Меня словно разом вырвали из уютного сна. Мы переглянулись с отцом и оба уставились на циферблат настенных часов: время перевалило за пять утра. Все замолчали и выжидающе смотрели на меня.
– Ну… – я замялся, – мне еще их нужно встретить…в общем…
– Так а где они сейчас? – спросил Чечевицин-старший.
В голову ничего не шло, и я честно ответил:
– Внизу. В машине ждут.
– Нет, ну что это такое, это же не по-человечески! – укоризненно загудел дядя Яша. – Гена! Витя! Давайте же их сюда, зачем в машине людей держать?! Познакомимся, посидим!
– Дядя Яша, – сказал я, стремительно превращаясь из Витюши в капитана уголовного розыска Адамова, – мы же не просто так их попросили подождать. Это люди довольно стеснительные, у них есть свои обстоятельства, так что знакомиться и сидеть они, пожалуй, не расположены.

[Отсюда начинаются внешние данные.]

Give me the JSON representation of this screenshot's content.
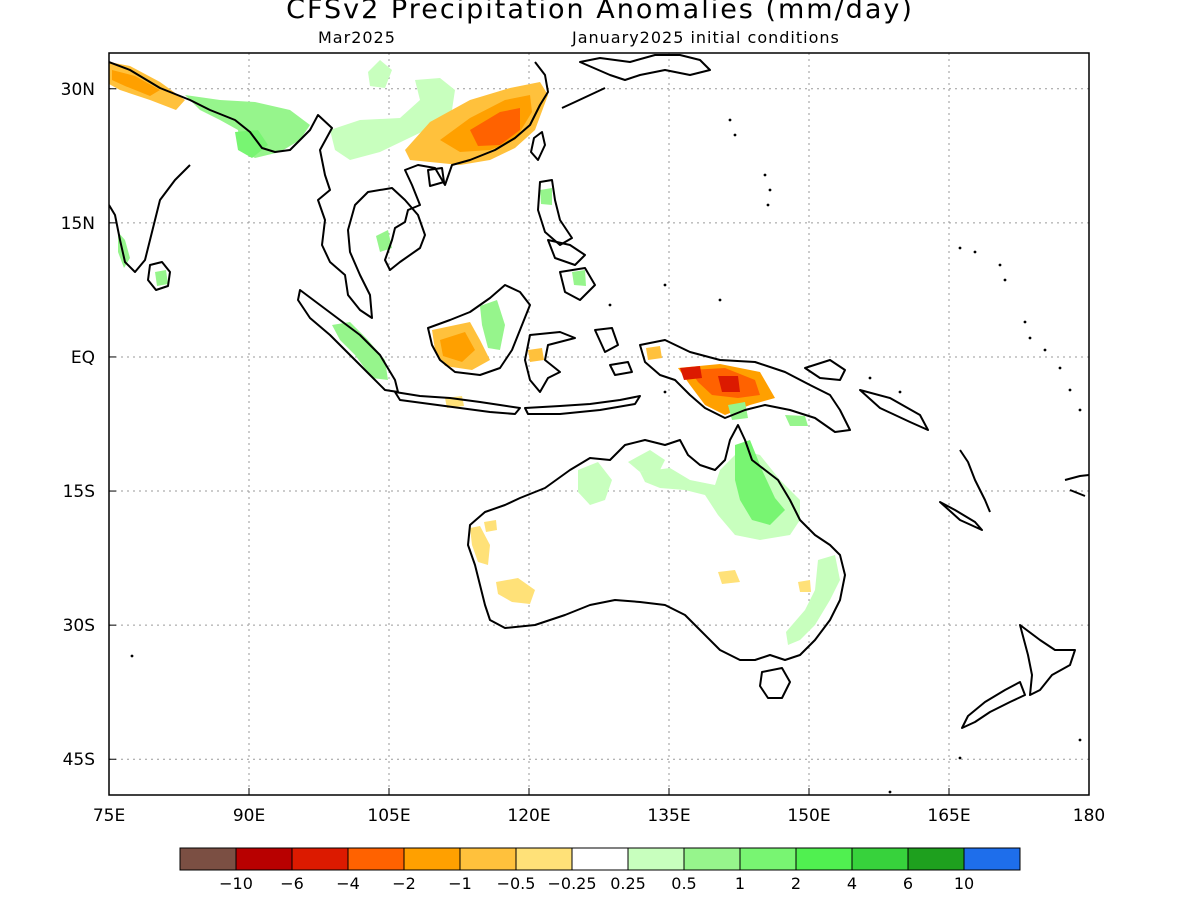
{
  "title": "CFSv2 Precipitation Anomalies (mm/day)",
  "subtitle_left": "Mar2025",
  "subtitle_right": "January2025 initial conditions",
  "map": {
    "projection": "lat-lon",
    "lon_range": [
      75,
      180
    ],
    "lat_range": [
      -49,
      34
    ],
    "x_ticks": [
      {
        "value": 75,
        "label": "75E"
      },
      {
        "value": 90,
        "label": "90E"
      },
      {
        "value": 105,
        "label": "105E"
      },
      {
        "value": 120,
        "label": "120E"
      },
      {
        "value": 135,
        "label": "135E"
      },
      {
        "value": 150,
        "label": "150E"
      },
      {
        "value": 165,
        "label": "165E"
      },
      {
        "value": 180,
        "label": "180"
      }
    ],
    "y_ticks": [
      {
        "value": 30,
        "label": "30N"
      },
      {
        "value": 15,
        "label": "15N"
      },
      {
        "value": 0,
        "label": "EQ"
      },
      {
        "value": -15,
        "label": "15S"
      },
      {
        "value": -30,
        "label": "30S"
      },
      {
        "value": -45,
        "label": "45S"
      }
    ],
    "grid": "dotted"
  },
  "colorbar": {
    "colors": [
      "#7b4f43",
      "#b80000",
      "#dc1a00",
      "#ff6200",
      "#ffa000",
      "#ffc13c",
      "#ffe178",
      "#ffffff",
      "#c8ffbe",
      "#96f58c",
      "#78f572",
      "#50f050",
      "#37d23c",
      "#1ea01e",
      "#1e6eeb"
    ],
    "labels": [
      "−10",
      "−6",
      "−4",
      "−2",
      "−1",
      "−0.5",
      "−0.25",
      "0.25",
      "0.5",
      "1",
      "2",
      "4",
      "6",
      "10"
    ]
  }
}
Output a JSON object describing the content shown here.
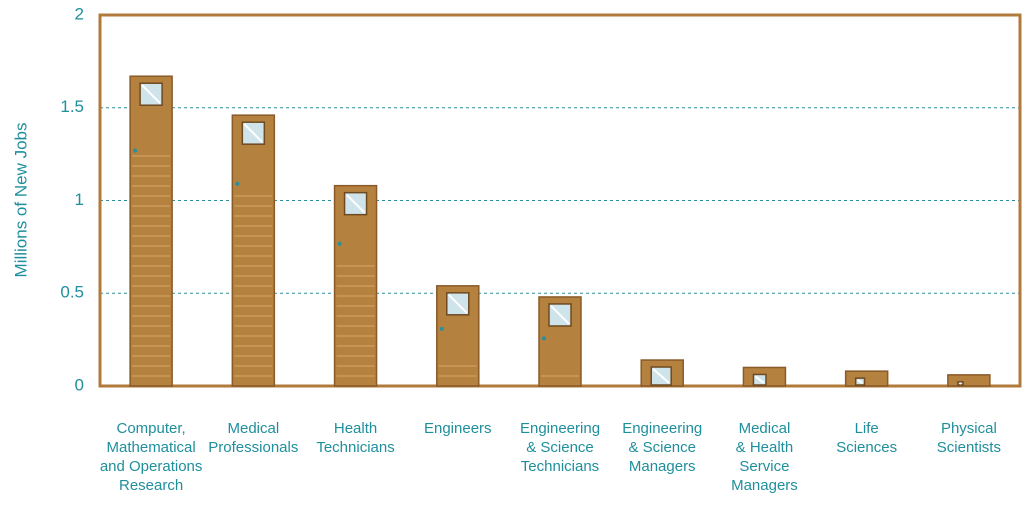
{
  "chart_data": {
    "type": "bar",
    "ylabel": "Millions of New Jobs",
    "categories": [
      "Computer,\nMathematical\nand Operations\nResearch",
      "Medical\nProfessionals",
      "Health\nTechnicians",
      "Engineers",
      "Engineering\n& Science\nTechnicians",
      "Engineering\n& Science\nManagers",
      "Medical\n& Health\nService\nManagers",
      "Life\nSciences",
      "Physical\nScientists"
    ],
    "values": [
      1.67,
      1.46,
      1.08,
      0.54,
      0.48,
      0.14,
      0.1,
      0.08,
      0.06
    ],
    "color": "#b5813f",
    "ylim": [
      0,
      2
    ],
    "yticks": [
      0,
      0.5,
      1,
      1.5,
      2
    ],
    "grid": true
  }
}
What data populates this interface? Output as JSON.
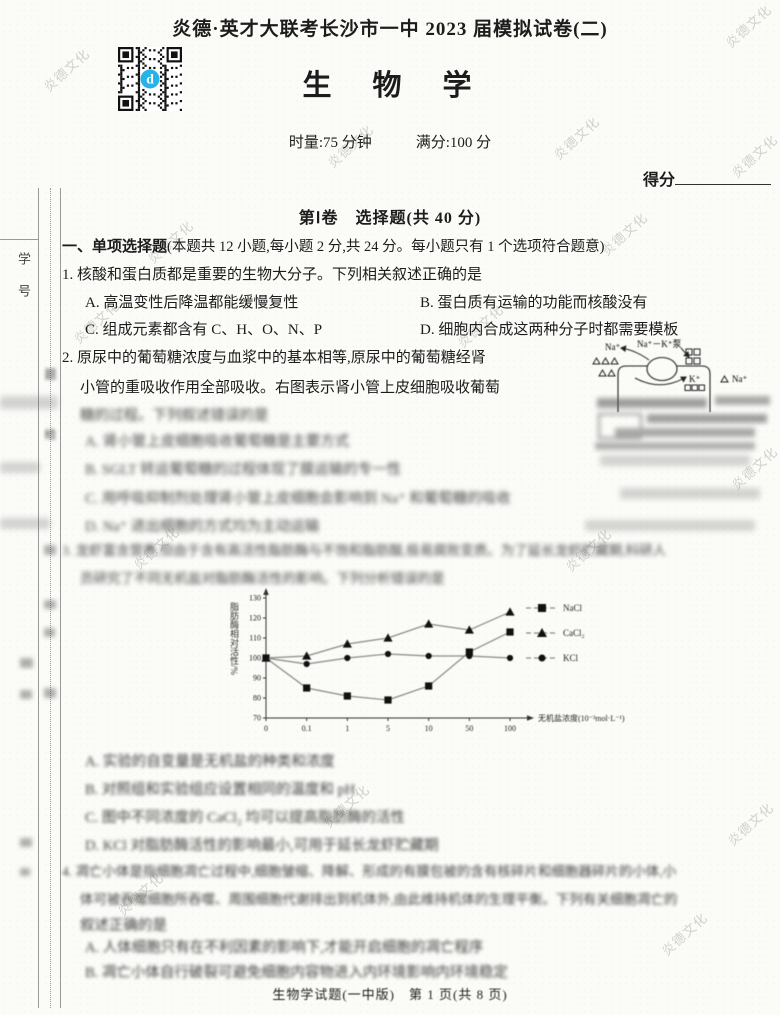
{
  "header": {
    "exam_title": "炎德·英才大联考长沙市一中 2023 届模拟试卷(二)",
    "subject_title": "生　物　学",
    "duration": "时量:75 分钟",
    "full_score": "满分:100 分",
    "score_label": "得分"
  },
  "margin": {
    "student_id": "学 号",
    "blur_char1": "题",
    "blur_char2": "给"
  },
  "section": {
    "part_title": "第Ⅰ卷　选择题(共 40 分)",
    "type_title_bold": "一、单项选择题",
    "type_title_rest": "(本题共 12 小题,每小题 2 分,共 24 分。每小题只有 1 个选项符合题意)"
  },
  "q1": {
    "stem": "1. 核酸和蛋白质都是重要的生物大分子。下列相关叙述正确的是",
    "option_a": "A. 高温变性后降温都能缓慢复性",
    "option_b": "B. 蛋白质有运输的功能而核酸没有",
    "option_c": "C. 组成元素都含有 C、H、O、N、P",
    "option_d": "D. 细胞内合成这两种分子时都需要模板"
  },
  "q2": {
    "stem_line1": "2. 原尿中的葡萄糖浓度与血浆中的基本相等,原尿中的葡萄糖经肾",
    "stem_line2": "小管的重吸收作用全部吸收。右图表示肾小管上皮细胞吸收葡萄",
    "stem_line3_blurred": "糖的过程。下列叙述错误的是",
    "option_a_blurred": "A. 肾小管上皮细胞吸收葡萄糖是主要方式",
    "option_b_blurred": "B. SGLT 转运葡萄糖的过程体现了膜运输的专一性",
    "option_c_blurred": "C. 用呼吸抑制剂处理肾小管上皮细胞会影响到 Na⁺ 和葡萄糖的吸收",
    "option_d_blurred": "D. Na⁺ 进出细胞的方式均为主动运输"
  },
  "q2_diagram": {
    "na_top": "Na⁺",
    "pump": "Na⁺－K⁺泵",
    "k": "K⁺",
    "na_right": "Na⁺"
  },
  "q3": {
    "stem_line1_blurred": "3. 龙虾富含营养,但由于含有高活性脂肪酶与不饱和脂肪酸,极易腐败变质。为了延长龙虾贮藏期,科研人",
    "stem_line2_blurred": "员研究了不同无机盐对脂肪酶活性的影响。下列分析错误的是",
    "option_a_blurred": "A. 实验的自变量是无机盐的种类和浓度",
    "option_b_blurred": "B. 对照组和实验组应设置相同的温度和 pH",
    "option_c_blurred": "C. 图中不同浓度的 CaCl₂ 均可以提高脂肪酶的活性",
    "option_d_blurred": "D. KCl 对脂肪酶活性的影响最小,可用于延长龙虾贮藏期"
  },
  "q4": {
    "stem_line1_blurred": "4. 凋亡小体是指细胞凋亡过程中,细胞皱缩、降解、形成的有膜包被的含有核碎片和细胞器碎片的小体,小",
    "stem_line2_blurred": "体可被吞噬细胞所吞噬、周围细胞代谢排出到机体外,由此维持机体的生理平衡。下列有关细胞凋亡的",
    "stem_line3_blurred": "叙述正确的是",
    "option_a_blurred": "A. 人体细胞只有在不利因素的影响下,才能开启细胞的凋亡程序",
    "option_b_blurred": "B. 凋亡小体自行破裂可避免细胞内容物进入内环境影响内环境稳定"
  },
  "footer": "生物学试题(一中版)　第 1 页(共 8 页)",
  "watermark": "炎德文化",
  "chart_data": {
    "type": "line",
    "x_categories": [
      "0",
      "0.1",
      "1",
      "5",
      "10",
      "50",
      "100"
    ],
    "series": [
      {
        "name": "NaCl",
        "marker": "square",
        "values": [
          100,
          85,
          81,
          79,
          86,
          103,
          113
        ]
      },
      {
        "name": "CaCl₂",
        "marker": "triangle",
        "values": [
          100,
          101,
          107,
          110,
          117,
          114,
          123
        ]
      },
      {
        "name": "KCl",
        "marker": "circle",
        "values": [
          100,
          97,
          100,
          102,
          101,
          101,
          100
        ]
      }
    ],
    "title": "",
    "xlabel": "无机盐浓度(10⁻³mol·L⁻¹)",
    "ylabel": "脂肪酶相对活性/%",
    "y_ticks": [
      70,
      80,
      90,
      100,
      110,
      120,
      130
    ],
    "ylim": [
      70,
      130
    ],
    "grid": false,
    "legend_position": "right"
  }
}
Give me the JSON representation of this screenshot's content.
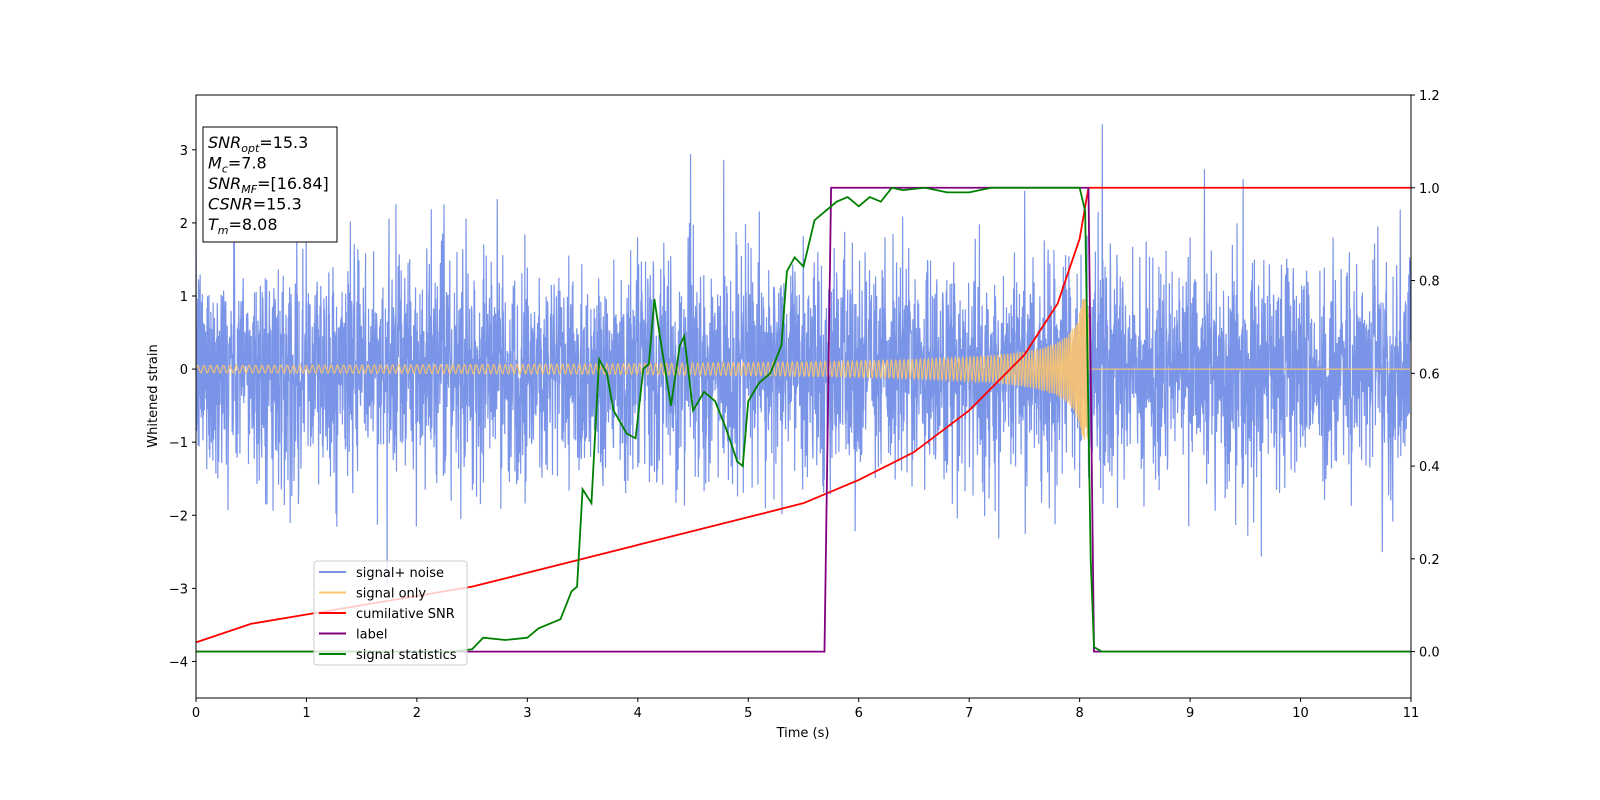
{
  "chart_data": {
    "type": "line",
    "xlabel": "Time (s)",
    "ylabel": "Whitened strain",
    "xlim": [
      0,
      11
    ],
    "ylim_left": [
      -4.5,
      3.75
    ],
    "ylim_right": [
      -0.1,
      1.2
    ],
    "x_ticks": [
      "0",
      "1",
      "2",
      "3",
      "4",
      "5",
      "6",
      "7",
      "8",
      "9",
      "10",
      "11"
    ],
    "y_left_ticks": [
      "−4",
      "−3",
      "−2",
      "−1",
      "0",
      "1",
      "2",
      "3"
    ],
    "y_left_tick_values": [
      -4,
      -3,
      -2,
      -1,
      0,
      1,
      2,
      3
    ],
    "y_right_ticks": [
      "0.0",
      "0.2",
      "0.4",
      "0.6",
      "0.8",
      "1.0",
      "1.2"
    ],
    "y_right_tick_values": [
      0.0,
      0.2,
      0.4,
      0.6,
      0.8,
      1.0,
      1.2
    ],
    "grid": false,
    "legend_position": "lower-left",
    "info_box": {
      "lines": [
        {
          "main": "SNR",
          "sub": "opt",
          "rest": "=15.3"
        },
        {
          "main": "M",
          "sub": "c",
          "rest": "=7.8"
        },
        {
          "main": "SNR",
          "sub": "MF",
          "rest": "=[16.84]"
        },
        {
          "main": "CSNR",
          "sub": "",
          "rest": "=15.3"
        },
        {
          "main": "T",
          "sub": "m",
          "rest": "=8.08"
        }
      ]
    },
    "series": [
      {
        "name": "signal+ noise",
        "axis": "left",
        "color": "#7a94e8",
        "description": "whitened noise plus signal, roughly ±1.5 with spikes up to ±3.4",
        "noise_sigma": 0.75,
        "x_range": [
          0,
          11
        ]
      },
      {
        "name": "signal only",
        "axis": "left",
        "color": "#fbc46e",
        "description": "chirp growing in amplitude and frequency until merger",
        "t_merger": 8.08,
        "amplitude_start": 0.05,
        "amplitude_peak": 1.0
      },
      {
        "name": "cumilative SNR",
        "axis": "right",
        "color": "#ff0000",
        "x": [
          0,
          0.5,
          1,
          1.5,
          2,
          2.5,
          3,
          3.5,
          4,
          4.5,
          5,
          5.5,
          6,
          6.5,
          7,
          7.5,
          7.8,
          8.0,
          8.08,
          8.1,
          11
        ],
        "y": [
          0.02,
          0.06,
          0.08,
          0.1,
          0.12,
          0.14,
          0.17,
          0.2,
          0.23,
          0.26,
          0.29,
          0.32,
          0.37,
          0.43,
          0.52,
          0.64,
          0.75,
          0.89,
          1.0,
          1.0,
          1.0
        ]
      },
      {
        "name": "label",
        "axis": "right",
        "color": "#800080",
        "x": [
          0,
          5.69,
          5.75,
          8.08,
          8.13,
          11
        ],
        "y": [
          0,
          0,
          1,
          1,
          0,
          0
        ]
      },
      {
        "name": "signal statistics",
        "axis": "right",
        "color": "#008000",
        "x": [
          0,
          2.3,
          2.5,
          2.6,
          2.8,
          3.0,
          3.1,
          3.3,
          3.4,
          3.45,
          3.5,
          3.58,
          3.65,
          3.72,
          3.78,
          3.9,
          3.98,
          4.05,
          4.1,
          4.15,
          4.2,
          4.3,
          4.38,
          4.42,
          4.5,
          4.6,
          4.7,
          4.8,
          4.9,
          4.95,
          5.0,
          5.1,
          5.2,
          5.3,
          5.35,
          5.42,
          5.5,
          5.6,
          5.7,
          5.8,
          5.9,
          6.0,
          6.1,
          6.2,
          6.3,
          6.4,
          6.6,
          6.8,
          7.0,
          7.2,
          7.4,
          7.6,
          7.8,
          8.0,
          8.05,
          8.1,
          8.13,
          8.2,
          11
        ],
        "y": [
          0.0,
          0.0,
          0.005,
          0.03,
          0.025,
          0.03,
          0.05,
          0.07,
          0.13,
          0.14,
          0.35,
          0.32,
          0.63,
          0.6,
          0.52,
          0.47,
          0.46,
          0.61,
          0.62,
          0.76,
          0.68,
          0.53,
          0.66,
          0.68,
          0.52,
          0.56,
          0.54,
          0.48,
          0.41,
          0.4,
          0.54,
          0.58,
          0.6,
          0.66,
          0.82,
          0.85,
          0.83,
          0.93,
          0.95,
          0.97,
          0.98,
          0.96,
          0.98,
          0.97,
          1.0,
          0.995,
          1.0,
          0.99,
          0.99,
          1.0,
          1.0,
          1.0,
          1.0,
          1.0,
          0.95,
          0.2,
          0.01,
          0.0,
          0.0
        ]
      }
    ]
  }
}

Дядя Яша растерянно обвел взглядом замолчавших соседей. В наступившей тишине отчетливо тикали часы на стене.
– Ой, что же я, мне же на работу уже выходить скоро, а я все сижу, – громко спохватилась Люся и встала. – Так обрадовалась, что увидела вас, даже забыла про все!
– Да и мне сегодня с утра на кафедру, – неторопливо поднялся Георгий Амиранович. – Витя, ты же здесь остаешься, не уезжаешь?
– Здесь, здесь, – заверил я.
Все разом засуетились, женщины принялись убирать со стола, в железной раковине зазвенели чашки и зашумела вода.
– Нет, ну как же так, ну не по-людски же… – пытался протестовать дядя Яша, но получил от тети Жени ладонью по гулкой спине и нехотя, как недовольный медведь, которого гонят с арены цирка в постылую клетку, отправился к себе комнату.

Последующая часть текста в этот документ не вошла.